|I tried to find a photo of a Cardinal in a track suit, and all I could come up with is a FLYIN' FATHER in a cassock. Check out this link. The Flying Fathers represent my idea of Catholic values in sports. Plus they cheat.|
It's good to know that when the Vatican is not protecting us from priests who wonder about reforming a few things, they are always searching for other avenues in which to assert Catholic moral values. Now it's professional athletics. Personally I think they are way too late to save professional athletics from itself, but what ever. The following article is taken from Catholic News Service and written by Carol Glatz.
Vatican to enlist Christian all-stars to help scandal-ridden sports
Msgr. Melchor Sanchez de Toca Alameda, head of the council's "Culture and Sport" section, told Catholic News Service on Wednesday that pro sports "have become a commodity that is subordinate to the free market and, therefore, to profit." (The Vatican truly does move at a glacial pace. That economic thing happened over a century ago.)
Instead of sports being an activity that builds important values, respects human dignity and helps shape the whole human person, "it has reduced people to merchandise," he said. (The athletes went right along with this, like a lot of entertainers.)
U.S. cyclist Lance Armstrong's admission to doping was just the tip of the iceberg, he said, since high-stakes commercial interests pressure almost every professional cyclist into the illegal practice. The world of cycling and soccer is "a world that is rotten," he said.
"We want to work with the big sports bodies to give new value to sports" and the upcoming conference -- titled "We Believe in Sports" -- will be one way to get that initiative started, the monsignor said.
The council will also have Catholic and Christian athletes in attendance, to give witness to how the worlds of faith and sports can easily come together. (Actually they don't come together so easily. One can't help but wonder why neither Tebow nor Lynn are with the teams they were with when their fame as Christian poster children became widespread.)
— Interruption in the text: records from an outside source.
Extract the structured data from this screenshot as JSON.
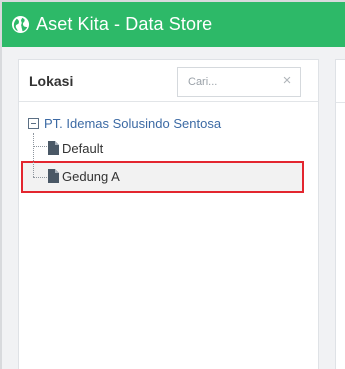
{
  "header": {
    "app_title": "Aset Kita - Data Store",
    "icon": "globe-icon"
  },
  "panel": {
    "title": "Lokasi",
    "search": {
      "placeholder": "Cari...",
      "value": "",
      "clear_icon": "close-icon"
    },
    "tree": {
      "root": {
        "label": "PT. Idemas Solusindo Sentosa",
        "expanded": true,
        "toggle_icon": "collapse-box-icon"
      },
      "children": [
        {
          "label": "Default",
          "icon": "file-icon",
          "selected": false
        },
        {
          "label": "Gedung A",
          "icon": "file-icon",
          "selected": true
        }
      ]
    }
  },
  "colors": {
    "header_bg": "#2db968",
    "root_link": "#3c6aa4",
    "highlight_border": "#e3262f"
  }
}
He said the council hoped its participant line-up would include two high-profile Christian U.S. sports stars: NFL quarterback Tebow of the Denver Broncos, and NBA basketball player Lin of the Houston Rockets.
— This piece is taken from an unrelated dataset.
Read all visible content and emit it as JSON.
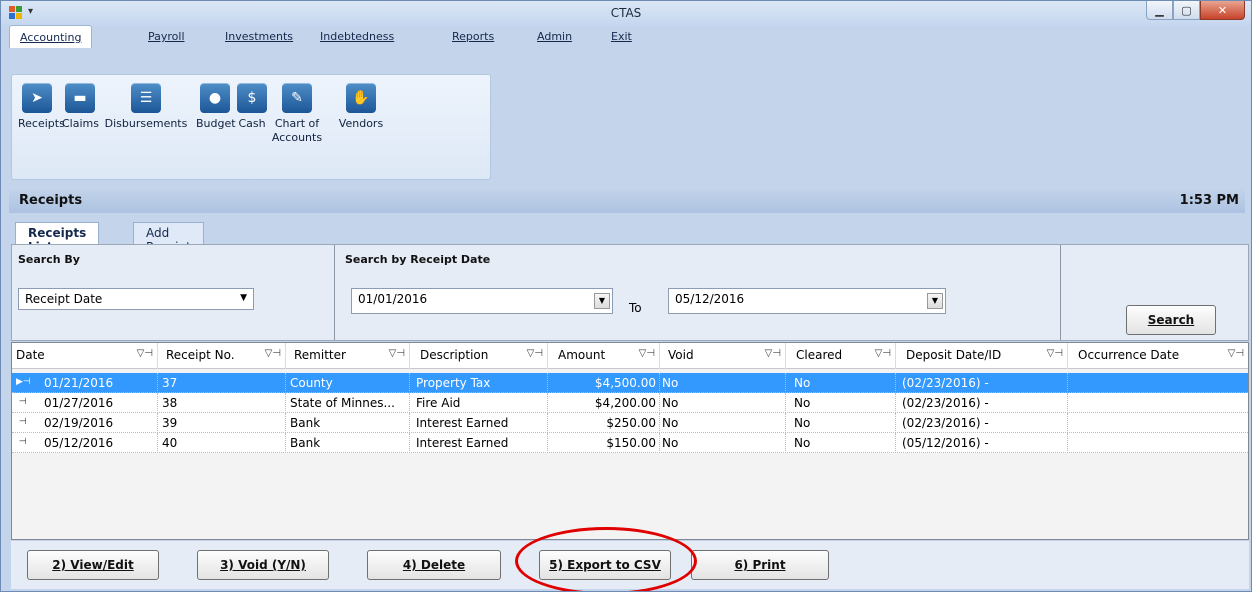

The goal of the conference is two-fold, Sanchez de Toca said.
First: "to help put healthy values back into sport and counteract the current market logic, because if the current state of affairs continues, all is lost." (It was lost a long time ago. Or as a very famous Catholic football coach, Vince Lombardi, stated fifty years ago: "Winning isn't everything, it's the only thing." The best Tim can do is win one for Jesus, but it's still all about competition and winning, and not about Jesus.)
Second: to help the church see sport as an important resource for future priests, Catholic schools, parishes and catechists. (Ohhh I get it, to find priests who pass for macho straight athletes, like uhmmm, I know! Georg Ganswein.)
The former-modern pentathlete-turned-priest said the council also wants to hold a "Race of Faith" -- a 100-meter jog, shuffle or sprint up the Via della Conciliazione toward St. Peter's Square during the gathering.
"We want to see lots of cardinals in tracksuits, too," he said. (I might actually buy a ticket to see Cardinal Burke shuffle in a tracksuit with his matching socks and shoes. Undoubtedly he would be sponsored by any number of clerical designers and tailors.)